Die Weihnachtszeit geht zu Ende, und in Berliner Wohnzimmern stellt sich nun die alljährliche Frage: Wohin mit dem nadelnden Tannenbaum? Ab dem 10. Januar 2024 beginnt die stadtweite Abholung der ausgedienten Weihnachtsbäume. Die Berliner Stadtreinigung (BSR) sammelt die Bäume kostenlos ein – eine Tradition, die viele Hauptstädter schätzen. Im vergangenen Jahr wurden rund 350.000 Weihnachtsbäume eingesammelt und anschließend in Biomasse-Kraftwerken zu Energie verwertet.
Die Abholtermine sind bezirksweise gestaffelt und wiederholen sich im 14-tägigen Rhythmus bis Ende Januar. In Charlottenburg-Wilmersdorf beginnt die Sammlung am 10. Januar, während Pankower erst ab dem 12. Januar ihre Bäume bereitstellen können. «Wir bitten die Berliner, ihre Bäume erst am Vorabend oder am Abholtag selbst auf den Gehweg zu legen», erklärt BSR-Sprecherin Sabine Thümler. «So vermeiden wir, dass die Stadt wochenlang wie ein Tannenwald aussieht.»

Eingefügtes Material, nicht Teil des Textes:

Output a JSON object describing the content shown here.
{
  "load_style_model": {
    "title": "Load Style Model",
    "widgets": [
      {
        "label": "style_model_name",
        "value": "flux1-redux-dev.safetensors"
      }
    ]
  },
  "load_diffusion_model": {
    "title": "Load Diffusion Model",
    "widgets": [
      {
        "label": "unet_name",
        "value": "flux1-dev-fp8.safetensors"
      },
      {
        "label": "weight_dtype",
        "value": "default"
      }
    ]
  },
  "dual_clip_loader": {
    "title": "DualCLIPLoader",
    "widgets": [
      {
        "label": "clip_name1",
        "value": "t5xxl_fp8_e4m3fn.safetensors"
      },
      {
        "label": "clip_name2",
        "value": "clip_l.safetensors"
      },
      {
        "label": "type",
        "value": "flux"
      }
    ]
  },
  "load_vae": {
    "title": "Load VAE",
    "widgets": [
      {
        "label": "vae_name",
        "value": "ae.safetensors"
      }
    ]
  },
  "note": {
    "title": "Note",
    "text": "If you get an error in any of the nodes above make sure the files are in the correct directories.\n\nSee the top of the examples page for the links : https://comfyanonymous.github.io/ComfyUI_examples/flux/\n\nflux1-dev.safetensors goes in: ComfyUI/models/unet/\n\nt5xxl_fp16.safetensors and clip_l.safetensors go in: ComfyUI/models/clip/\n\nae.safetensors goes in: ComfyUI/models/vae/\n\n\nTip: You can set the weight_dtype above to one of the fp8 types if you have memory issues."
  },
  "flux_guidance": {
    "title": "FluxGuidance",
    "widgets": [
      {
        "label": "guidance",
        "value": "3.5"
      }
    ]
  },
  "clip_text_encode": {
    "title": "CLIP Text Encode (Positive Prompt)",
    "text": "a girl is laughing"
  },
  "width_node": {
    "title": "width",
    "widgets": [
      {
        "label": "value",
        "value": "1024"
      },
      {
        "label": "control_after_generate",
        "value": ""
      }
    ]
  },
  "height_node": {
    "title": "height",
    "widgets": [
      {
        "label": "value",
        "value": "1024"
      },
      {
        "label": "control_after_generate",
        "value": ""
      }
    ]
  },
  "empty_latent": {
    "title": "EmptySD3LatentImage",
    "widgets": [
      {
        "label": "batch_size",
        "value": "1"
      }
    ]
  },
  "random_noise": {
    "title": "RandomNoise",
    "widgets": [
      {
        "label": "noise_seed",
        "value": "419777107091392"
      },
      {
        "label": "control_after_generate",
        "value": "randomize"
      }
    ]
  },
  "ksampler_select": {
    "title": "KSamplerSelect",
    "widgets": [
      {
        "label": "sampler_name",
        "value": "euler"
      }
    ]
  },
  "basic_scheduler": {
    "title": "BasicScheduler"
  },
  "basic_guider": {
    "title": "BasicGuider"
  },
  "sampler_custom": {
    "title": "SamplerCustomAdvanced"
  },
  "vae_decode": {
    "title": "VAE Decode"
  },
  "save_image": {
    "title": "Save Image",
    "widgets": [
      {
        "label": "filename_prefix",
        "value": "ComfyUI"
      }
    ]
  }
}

Wichtig zu wissen: Die Bäume müssen komplett abgeschmückt sein – kein Lametta, keine Kugeln, kein künstlicher Schnee. Als ich vergangenes Jahr in Kreuzberg unterwegs war, sah ich viele Bäume, die noch mit Resten von Weihnachtsschmuck behangen waren. Die BSR-Mitarbeiter müssen diese dann stehen lassen.

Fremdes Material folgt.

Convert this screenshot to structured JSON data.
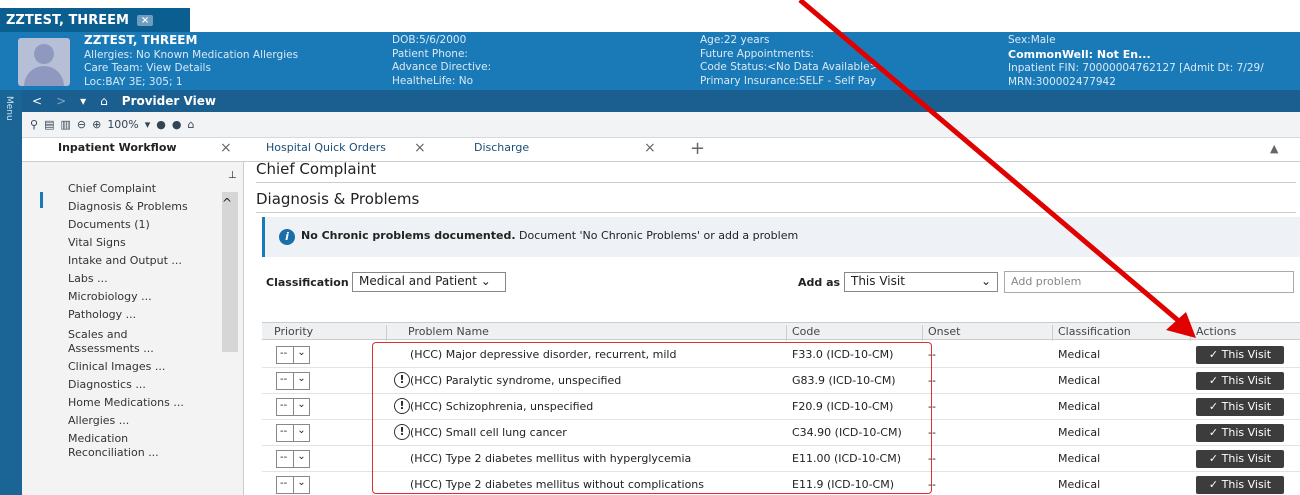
{
  "window": {
    "tab_title": "ZZTEST, THREEM",
    "close": "×"
  },
  "banner": {
    "name": "ZZTEST, THREEM",
    "allergies": "Allergies: No Known Medication Allergies",
    "care_team": "Care Team: View Details",
    "loc": "Loc:BAY 3E; 305; 1",
    "dob": "DOB:5/6/2000",
    "phone": "Patient Phone:",
    "directive": "Advance Directive:",
    "healthelife": "HealtheLife: No",
    "age": "Age:22 years",
    "future": "Future Appointments:",
    "code_status": "Code Status:<No Data Available>",
    "insurance": "Primary Insurance:SELF - Self Pay",
    "sex": "Sex:Male",
    "commonwell": "CommonWell: Not En...",
    "fin": "Inpatient FIN: 70000004762127 [Admit Dt: 7/29/",
    "mrn": "MRN:300002477942"
  },
  "menu_label": "Menu",
  "nav": {
    "back": "<",
    "fwd": ">",
    "title": "Provider View"
  },
  "toolbar": {
    "zoom": "100%"
  },
  "tabs": [
    {
      "label": "Inpatient Workflow"
    },
    {
      "label": "Hospital Quick Orders"
    },
    {
      "label": "Discharge"
    }
  ],
  "sidebar": {
    "items": [
      "Chief Complaint",
      "Diagnosis & Problems",
      "Documents (1)",
      "Vital Signs",
      "Intake and Output ...",
      "Labs ...",
      "Microbiology ...",
      "Pathology ...",
      "Scales and",
      "Assessments ...",
      "Clinical Images ...",
      "Diagnostics ...",
      "Home Medications ...",
      "Allergies ...",
      "Medication",
      "Reconciliation ..."
    ]
  },
  "main": {
    "chief_complaint": "Chief Complaint",
    "section_title": "Diagnosis & Problems",
    "info_bold": "No Chronic problems documented.",
    "info_text": "Document 'No Chronic Problems' or add a problem",
    "classification_label": "Classification",
    "classification_value": "Medical and Patient",
    "add_as_label": "Add as",
    "add_as_value": "This Visit",
    "add_problem_placeholder": "Add problem",
    "headers": {
      "priority": "Priority",
      "name": "Problem Name",
      "code": "Code",
      "onset": "Onset",
      "classification": "Classification",
      "actions": "Actions"
    },
    "rows": [
      {
        "priority": "--",
        "warn": false,
        "name": "(HCC) Major depressive disorder, recurrent, mild",
        "code": "F33.0 (ICD-10-CM)",
        "onset": "--",
        "classification": "Medical",
        "action": "This Visit"
      },
      {
        "priority": "--",
        "warn": true,
        "name": "(HCC) Paralytic syndrome, unspecified",
        "code": "G83.9 (ICD-10-CM)",
        "onset": "--",
        "classification": "Medical",
        "action": "This Visit"
      },
      {
        "priority": "--",
        "warn": true,
        "name": "(HCC) Schizophrenia, unspecified",
        "code": "F20.9 (ICD-10-CM)",
        "onset": "--",
        "classification": "Medical",
        "action": "This Visit"
      },
      {
        "priority": "--",
        "warn": true,
        "name": "(HCC) Small cell lung cancer",
        "code": "C34.90 (ICD-10-CM)",
        "onset": "--",
        "classification": "Medical",
        "action": "This Visit"
      },
      {
        "priority": "--",
        "warn": false,
        "name": "(HCC) Type 2 diabetes mellitus with hyperglycemia",
        "code": "E11.00 (ICD-10-CM)",
        "onset": "--",
        "classification": "Medical",
        "action": "This Visit"
      },
      {
        "priority": "--",
        "warn": false,
        "name": "(HCC) Type 2 diabetes mellitus without complications",
        "code": "E11.9 (ICD-10-CM)",
        "onset": "--",
        "classification": "Medical",
        "action": "This Visit"
      }
    ]
  },
  "colors": {
    "banner": "#1a7ab8",
    "nav": "#1a5f8f",
    "annotation": "#e00000"
  }
}
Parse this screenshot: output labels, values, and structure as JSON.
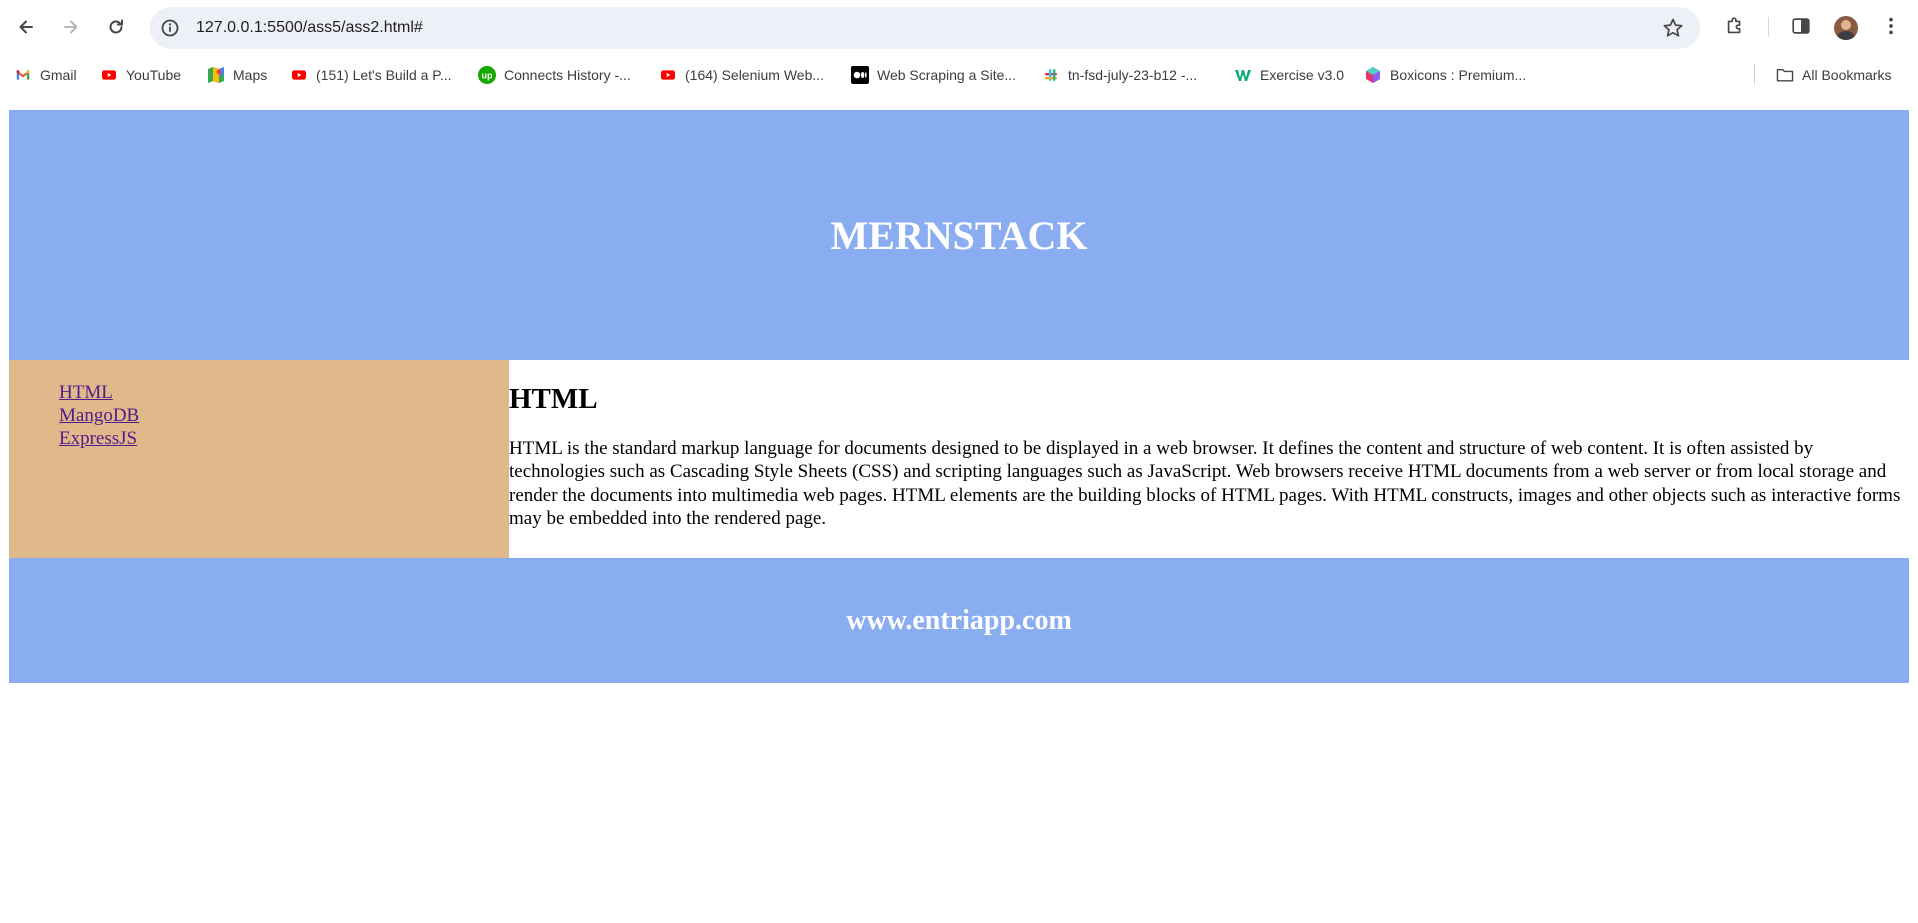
{
  "browser": {
    "url": "127.0.0.1:5500/ass5/ass2.html#",
    "bookmarks": [
      {
        "label": "Gmail",
        "icon": "gmail-icon"
      },
      {
        "label": "YouTube",
        "icon": "youtube-icon"
      },
      {
        "label": "Maps",
        "icon": "maps-icon"
      },
      {
        "label": "(151) Let's Build a P...",
        "icon": "youtube-icon"
      },
      {
        "label": "Connects History -...",
        "icon": "upwork-icon"
      },
      {
        "label": "(164) Selenium Web...",
        "icon": "youtube-icon"
      },
      {
        "label": "Web Scraping a Site...",
        "icon": "medium-icon"
      },
      {
        "label": "tn-fsd-july-23-b12 -...",
        "icon": "slack-icon"
      },
      {
        "label": "Exercise v3.0",
        "icon": "w3schools-icon"
      },
      {
        "label": "Boxicons : Premium...",
        "icon": "boxicons-icon"
      }
    ],
    "all_bookmarks_label": "All Bookmarks"
  },
  "page": {
    "header_title": "MERNSTACK",
    "nav_links": [
      "HTML",
      "MangoDB",
      "ExpressJS"
    ],
    "main_heading": "HTML",
    "main_paragraph": "HTML is the standard markup language for documents designed to be displayed in a web browser. It defines the content and structure of web content. It is often assisted by technologies such as Cascading Style Sheets (CSS) and scripting languages such as JavaScript. Web browsers receive HTML documents from a web server or from local storage and render the documents into multimedia web pages. HTML elements are the building blocks of HTML pages. With HTML constructs, images and other objects such as interactive forms may be embedded into the rendered page.",
    "footer_text": "www.entriapp.com"
  },
  "colors": {
    "header_footer_bg": "#8aadf2",
    "sidebar_bg": "#dfb98a",
    "link_visited": "#551a8b"
  }
}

Wer seinen Baum selbst entsorgen möchte, kann ihn auch zu einem der 15 BSR-Recyclinghöfe bringen. Einige Berliner haben kreative Alternativen entwickelt. «Ich zerkleinere meinen Baum und nutze ihn als Mulch für meine Gartenpflanzen», erzählt Hobbygärtner Michael Bauer aus Zehlendorf. «Das ist nachhaltig und spart den Transport.»

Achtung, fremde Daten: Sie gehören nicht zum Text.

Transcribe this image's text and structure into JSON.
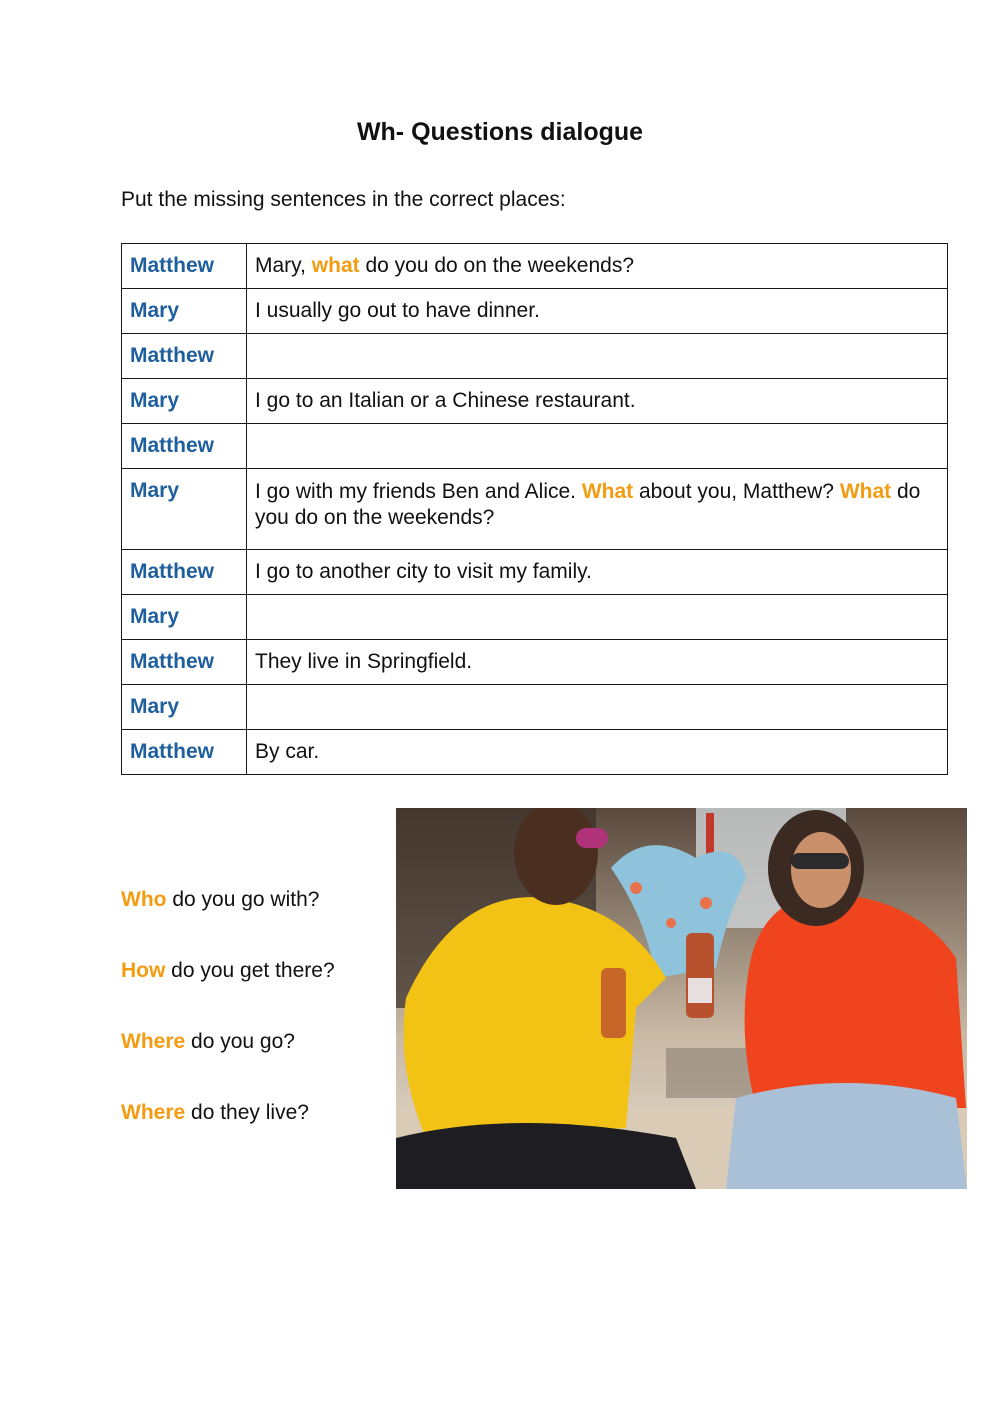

Nach der Abholung werden die Bäume geschreddert und in Biomasse-Heizkraftwerken verbrannt. So wärmen die Weihnachtssymbole am Ende noch einmal Berliner Wohnungen – ein schöner Gedanke zum Abschluss der Festtage, der zeigt, wie aus Tradition neue Energie entstehen kann.